«Ma preuve, la voilà!
– Expliquez-vous… Quelle preuve? demanda le président.
– Ma preuve irréfutable, fit le jeune reporter, ne voyez-vous pas que c’est la fuite de Larsan. Je vous jure qu’il ne reviendra pas, allez!… vous ne reverrez plus Frédéric Larsan…»
Rumeurs au fond de la salle.
«Si vous ne vous moquez pas de la justice, pourquoi, monsieur, n’avez-vous pas profité de ce que Larsan était avec vous, à cette barre, pour l’accuser en face? Au moins, il aurait pu vous répondre!…
– Quelle réponse eût été plus complète que celle-ci, monsieur le président?… il ne me répond pas! Il ne me répondra jamais! J’accuse Larsan d’être l’assassin et il se sauve! Vous trouvez que ce n’est pas une réponse, ça!…

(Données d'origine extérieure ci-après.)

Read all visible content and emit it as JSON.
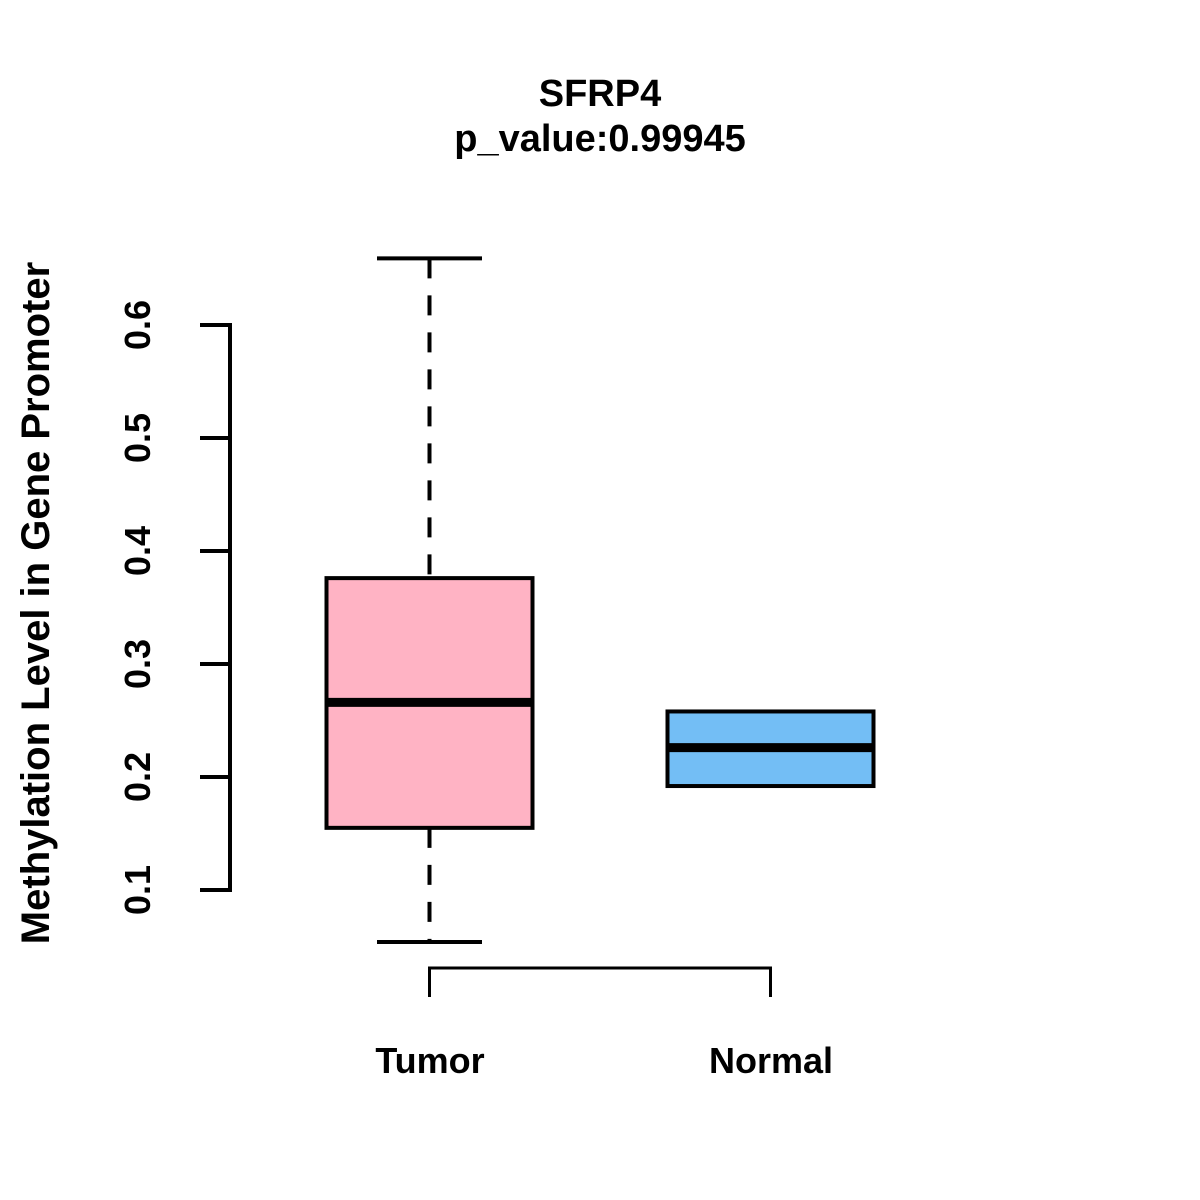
{
  "page": {
    "background": "#ffffff"
  },
  "chart_data": {
    "type": "boxplot",
    "title": "SFRP4",
    "subtitle": "p_value:0.99945",
    "ylabel": "Methylation Level in Gene Promoter",
    "xlabel": "",
    "categories": [
      "Tumor",
      "Normal"
    ],
    "yticks": [
      0.1,
      0.2,
      0.3,
      0.4,
      0.5,
      0.6
    ],
    "ytick_decimals": 1,
    "ylim": [
      0.05,
      0.67
    ],
    "grid": false,
    "legend": "none",
    "stroke_color": "#000000",
    "series": [
      {
        "name": "Tumor",
        "box_color": "#ffb3c4",
        "stats": {
          "min": 0.054,
          "q1": 0.155,
          "median": 0.266,
          "q3": 0.376,
          "max": 0.659
        },
        "whiskers": true,
        "outliers": []
      },
      {
        "name": "Normal",
        "box_color": "#73bef5",
        "stats": {
          "min": 0.192,
          "q1": 0.192,
          "median": 0.226,
          "q3": 0.258,
          "max": 0.258
        },
        "whiskers": false,
        "outliers": []
      }
    ]
  }
}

– Nous ne voulons pas croire, nous ne croyons point que Larsan, comme vous dites, «se soit sauvé»… Comment se serait-il sauvé? Il ne savait pas que vous alliez l’accuser?
– Si, m’sieur, il le savait, puisque je le lui ai appris moi-même, tout à l’heure…
– Vous avez fait cela!… Vous croyez que Larsan est l’assassin et vous lui donnez les moyens de fuir!…
– Oui, m’sieur le président, j’ai fait cela, répliqua Rouletabille avec orgueil… Je ne suis pas de la «justice», moi; je ne suis pas de la «police», moi; je suis un humble journaliste, et mon métier n’est point de faire arrêter les gens! Je sers la vérité comme je veux… c’est mon affaire… Préservez, vous autres, la société, comme vous pouvez, c’est la vôtre… Mais ce n’est pas moi qui apporterai une tête au bourreau!… Si vous êtes juste, monsieur le président – et vous l’êtes – vous trouverez que j’ai raison!… Ne vous ai-je pas dit, tout à l’heure, «que vous comprendriez que je ne pouvais prononcer le nom de l’assassin avant six heures et demie». J’avais calculé que ce temps était nécessaire pour avertir Frédéric Larsan, lui permettre de prendre le train de 4 heures 17, pour Paris, où il saurait se mettre en sûreté… Une heure pour arriver à Paris, une heure et quart pour qu’il pût faire disparaître toute trace de son passage… Cela nous amenait à six heures et demie… Vous ne retrouverez pas Frédéric Larsan, déclara Rouletabille en fixant M. Robert Darzac… il est trop malin… C’est un homme qui vous a toujours échappé… et que vous avez longtemps et vainement poursuivi… S’il est moins fort que moi, ajouta Rouletabille, en riant de bon cœur et en riant tout seul, car personne n’avait plus envie de rire… il est plus fort que toutes les polices de la terre. Cet homme, qui, depuis quatre ans, s’est introduit à la Sûreté, et y est devenu célèbre sous le nom de Frédéric Larsan, est autrement célèbre sous un autre nom que vous connaissez bien. Frédéric Larsan, m’sieur le président, c’est Ballmeyer!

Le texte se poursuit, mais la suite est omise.